Legend has it that a flock of pigeons descended from the forests of Sourmena and guided three monks who were carrying the icon of Saint George to the place where the monastery was built. During its heyday the monastery consisted of 187 rooms/cells and a large library which housed over 7000 volumes of works. In 1203 and after 450 years of continuous use, the monastery was depopulated and for two centuries no monk lived within it. The monastery was abandoned after it was sacked by raiders.

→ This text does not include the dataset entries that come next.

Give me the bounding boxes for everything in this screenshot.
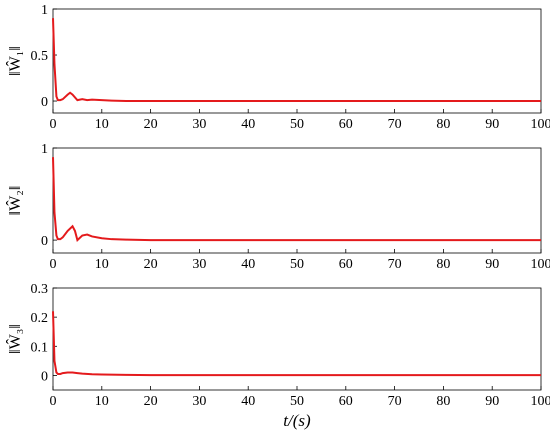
x-tick-label: 50 — [290, 394, 304, 409]
x-tick-label: 70 — [388, 117, 402, 132]
x-tick-label: 20 — [144, 394, 158, 409]
axes-box — [53, 148, 541, 253]
x-tick-label: 10 — [95, 257, 109, 272]
x-tick-label: 30 — [192, 117, 206, 132]
x-tick-label: 10 — [95, 394, 109, 409]
x-tick-label: 40 — [241, 394, 255, 409]
x-tick-label: 0 — [50, 257, 57, 272]
y-axis-label: ‖Ŵ₂‖ — [5, 186, 24, 216]
x-tick-label: 100 — [531, 257, 550, 272]
x-tick-label: 0 — [50, 117, 57, 132]
line — [53, 18, 541, 101]
y-tick-label: 0.1 — [31, 340, 49, 355]
x-tick-label: 80 — [436, 257, 450, 272]
y-tick-label: 0 — [41, 95, 48, 110]
y-tick-label: 1 — [41, 3, 48, 18]
x-tick-label: 90 — [485, 394, 499, 409]
axes-box — [53, 9, 541, 113]
x-tick-label: 100 — [531, 394, 550, 409]
y-tick-label: 1 — [41, 142, 48, 157]
x-tick-label: 20 — [144, 117, 158, 132]
x-tick-label: 70 — [388, 257, 402, 272]
line — [53, 311, 541, 375]
y-tick-label: 0.5 — [31, 49, 49, 64]
x-tick-label: 80 — [436, 117, 450, 132]
x-tick-label: 0 — [50, 394, 57, 409]
x-tick-label: 20 — [144, 257, 158, 272]
line — [53, 157, 541, 240]
y-tick-label: 0 — [41, 369, 48, 384]
y-tick-label: 0.2 — [31, 311, 49, 326]
x-tick-label: 40 — [241, 257, 255, 272]
x-tick-label: 40 — [241, 117, 255, 132]
x-tick-label: 60 — [339, 117, 353, 132]
y-tick-label: 0.3 — [31, 282, 49, 297]
x-tick-label: 30 — [192, 394, 206, 409]
x-tick-label: 60 — [339, 257, 353, 272]
x-tick-label: 50 — [290, 117, 304, 132]
x-tick-label: 30 — [192, 257, 206, 272]
x-tick-label: 60 — [339, 394, 353, 409]
x-tick-label: 90 — [485, 117, 499, 132]
x-tick-label: 70 — [388, 394, 402, 409]
y-axis-label: ‖Ŵ₃‖ — [5, 324, 24, 354]
x-tick-label: 80 — [436, 394, 450, 409]
x-tick-label: 90 — [485, 257, 499, 272]
y-axis-label: ‖Ŵ₁‖ — [5, 46, 24, 76]
x-tick-label: 50 — [290, 257, 304, 272]
y-tick-label: 0 — [41, 234, 48, 249]
x-tick-label: 100 — [531, 117, 550, 132]
x-tick-label: 10 — [95, 117, 109, 132]
x-axis-label: t/(s) — [283, 411, 311, 430]
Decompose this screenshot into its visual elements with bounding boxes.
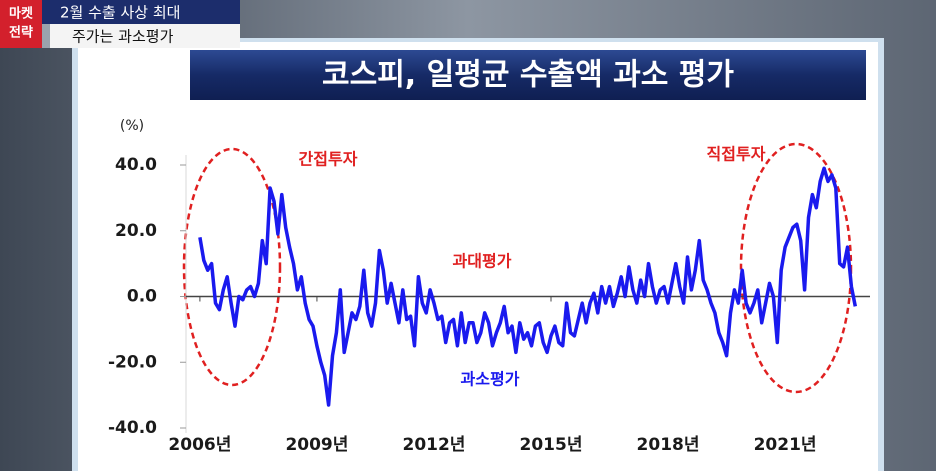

In 1398 permission was granted by the Emperor of Trebizond, Manuel III for the monastery to reopen. Its abbots were then Theophanes of Lazia (1393-1426), Barnabas of Lazia (1426–49) and Methodios of Sourmaina (from 1449). In 1462 the monastery was partly destroyed when robbers and looters stole many of its heirlooms. Many of its possessions were also lost in the fires of 1483. In 1501 the monastery was placed under the immediate jurisdiction (stauropegic) of the Ecumenical Patriarch of Constantinople, and remained so until its abandonment.

The monastery closed on January 17, 1923, when the monks and other Greek residents were expelled to Greece. A monastery with the same name was inaugurated on June 16, 1978, in Naousa, Imathia, which is where the monks of Kuştul Monastery are buried.

The monastery is abandoned and only the base of the church survives today.